One of her favourite recipes, she says, is the Kacho Bari, the making of which is almost a lost art now because it is so time-consuming and labourinte­nsive. Pieces of chicken breast are pounded slowly in a brass mortar and pestle for hours until they gain a soft, spongy consistenc­y. They are then deep fried for just a minute, a cross cut on top and deep fried again just before serving. What emerges are spongy balls that swell into a flower shape and melt in the mouth, Rana says.

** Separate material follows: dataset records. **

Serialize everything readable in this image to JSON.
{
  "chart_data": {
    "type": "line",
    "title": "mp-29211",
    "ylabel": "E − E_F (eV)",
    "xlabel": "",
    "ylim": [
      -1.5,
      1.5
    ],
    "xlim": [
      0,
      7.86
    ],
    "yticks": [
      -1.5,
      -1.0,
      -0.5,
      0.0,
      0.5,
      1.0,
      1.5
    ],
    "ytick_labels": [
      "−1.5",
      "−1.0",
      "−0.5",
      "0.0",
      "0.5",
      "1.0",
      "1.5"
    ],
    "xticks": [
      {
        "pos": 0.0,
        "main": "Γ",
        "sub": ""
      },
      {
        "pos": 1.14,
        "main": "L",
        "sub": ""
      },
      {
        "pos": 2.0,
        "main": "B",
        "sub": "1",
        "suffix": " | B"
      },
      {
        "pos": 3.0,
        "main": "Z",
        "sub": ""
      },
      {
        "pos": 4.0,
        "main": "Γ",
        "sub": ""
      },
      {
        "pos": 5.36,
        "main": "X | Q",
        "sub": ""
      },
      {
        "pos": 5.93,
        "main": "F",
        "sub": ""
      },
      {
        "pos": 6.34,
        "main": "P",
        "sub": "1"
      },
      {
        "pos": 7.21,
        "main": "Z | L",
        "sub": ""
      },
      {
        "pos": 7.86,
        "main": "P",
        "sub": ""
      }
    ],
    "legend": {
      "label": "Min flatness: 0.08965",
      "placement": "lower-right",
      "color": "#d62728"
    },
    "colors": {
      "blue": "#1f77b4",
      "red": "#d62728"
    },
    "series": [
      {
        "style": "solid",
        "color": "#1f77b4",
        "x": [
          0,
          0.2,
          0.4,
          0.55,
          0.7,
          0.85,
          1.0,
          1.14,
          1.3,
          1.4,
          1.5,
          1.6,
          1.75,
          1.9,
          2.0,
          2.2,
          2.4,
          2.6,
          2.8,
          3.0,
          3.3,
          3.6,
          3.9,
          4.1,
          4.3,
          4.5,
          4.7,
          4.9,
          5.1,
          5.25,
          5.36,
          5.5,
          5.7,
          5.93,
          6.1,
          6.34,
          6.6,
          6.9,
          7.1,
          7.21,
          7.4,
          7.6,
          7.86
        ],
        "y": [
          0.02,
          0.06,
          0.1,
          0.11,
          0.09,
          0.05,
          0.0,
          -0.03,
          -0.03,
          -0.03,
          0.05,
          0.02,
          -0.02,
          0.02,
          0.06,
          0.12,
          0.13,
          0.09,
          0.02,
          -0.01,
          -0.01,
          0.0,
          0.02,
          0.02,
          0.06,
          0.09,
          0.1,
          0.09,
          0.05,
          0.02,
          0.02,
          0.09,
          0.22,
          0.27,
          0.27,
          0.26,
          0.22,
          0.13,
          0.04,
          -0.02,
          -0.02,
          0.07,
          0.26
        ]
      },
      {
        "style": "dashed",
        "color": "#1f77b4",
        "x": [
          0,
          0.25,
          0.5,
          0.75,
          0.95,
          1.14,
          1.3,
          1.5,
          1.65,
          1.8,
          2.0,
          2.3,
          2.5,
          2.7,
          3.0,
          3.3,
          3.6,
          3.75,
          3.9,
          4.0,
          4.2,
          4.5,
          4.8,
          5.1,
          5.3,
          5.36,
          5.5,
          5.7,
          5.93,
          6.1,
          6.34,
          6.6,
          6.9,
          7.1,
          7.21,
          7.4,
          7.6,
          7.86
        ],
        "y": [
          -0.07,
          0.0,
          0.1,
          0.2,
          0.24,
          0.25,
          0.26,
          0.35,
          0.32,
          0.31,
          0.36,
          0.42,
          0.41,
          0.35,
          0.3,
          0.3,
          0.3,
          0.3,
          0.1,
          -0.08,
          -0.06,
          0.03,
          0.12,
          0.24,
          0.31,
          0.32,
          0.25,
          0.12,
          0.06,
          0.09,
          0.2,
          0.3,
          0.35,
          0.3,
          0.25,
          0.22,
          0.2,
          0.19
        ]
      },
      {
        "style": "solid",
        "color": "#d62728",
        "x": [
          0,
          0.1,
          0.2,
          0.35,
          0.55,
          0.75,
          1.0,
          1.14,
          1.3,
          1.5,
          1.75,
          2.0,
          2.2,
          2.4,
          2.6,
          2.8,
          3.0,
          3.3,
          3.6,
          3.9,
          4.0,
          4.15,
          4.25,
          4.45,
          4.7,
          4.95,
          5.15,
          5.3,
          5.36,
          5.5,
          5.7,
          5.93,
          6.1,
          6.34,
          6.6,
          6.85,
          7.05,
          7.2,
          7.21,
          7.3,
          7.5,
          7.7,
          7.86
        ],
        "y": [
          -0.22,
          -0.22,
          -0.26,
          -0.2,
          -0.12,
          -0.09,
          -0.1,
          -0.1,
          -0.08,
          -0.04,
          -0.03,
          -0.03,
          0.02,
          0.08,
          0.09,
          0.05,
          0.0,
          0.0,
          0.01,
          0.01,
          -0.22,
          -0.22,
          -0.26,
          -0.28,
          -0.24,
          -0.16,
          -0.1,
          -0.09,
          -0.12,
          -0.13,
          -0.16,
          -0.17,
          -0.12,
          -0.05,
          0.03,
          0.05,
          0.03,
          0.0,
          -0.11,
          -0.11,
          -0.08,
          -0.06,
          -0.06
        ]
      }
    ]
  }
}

Locally sourced spices give the preparatio­ns a distinct flavour, including the timur or Sichuan pepper and jimbu or Nepalese allium. “In Rana households, breakfast was not common. Lunch, which was the main meal, was usually had at 10 am,” Rana says.

A chapter titled Chaad Baar (Feasts and Festivals) focuses on the even more opulent festival foods. Chief among these is the Chaurasi Byanjan (Festival of 84), a spread of 84 dishes laid out in front of a married couple after a wedding (or at the pasni or rice-feeding of an infant).

The menu features boiled eggs, dried fish, the head of a wild boar, the head of a goat, a whole duck, a whole fish, and a variety of vegetables, fruit, sweetmeats and accompanim­ents. It’s a feast fit for prime ministers, and their kings too.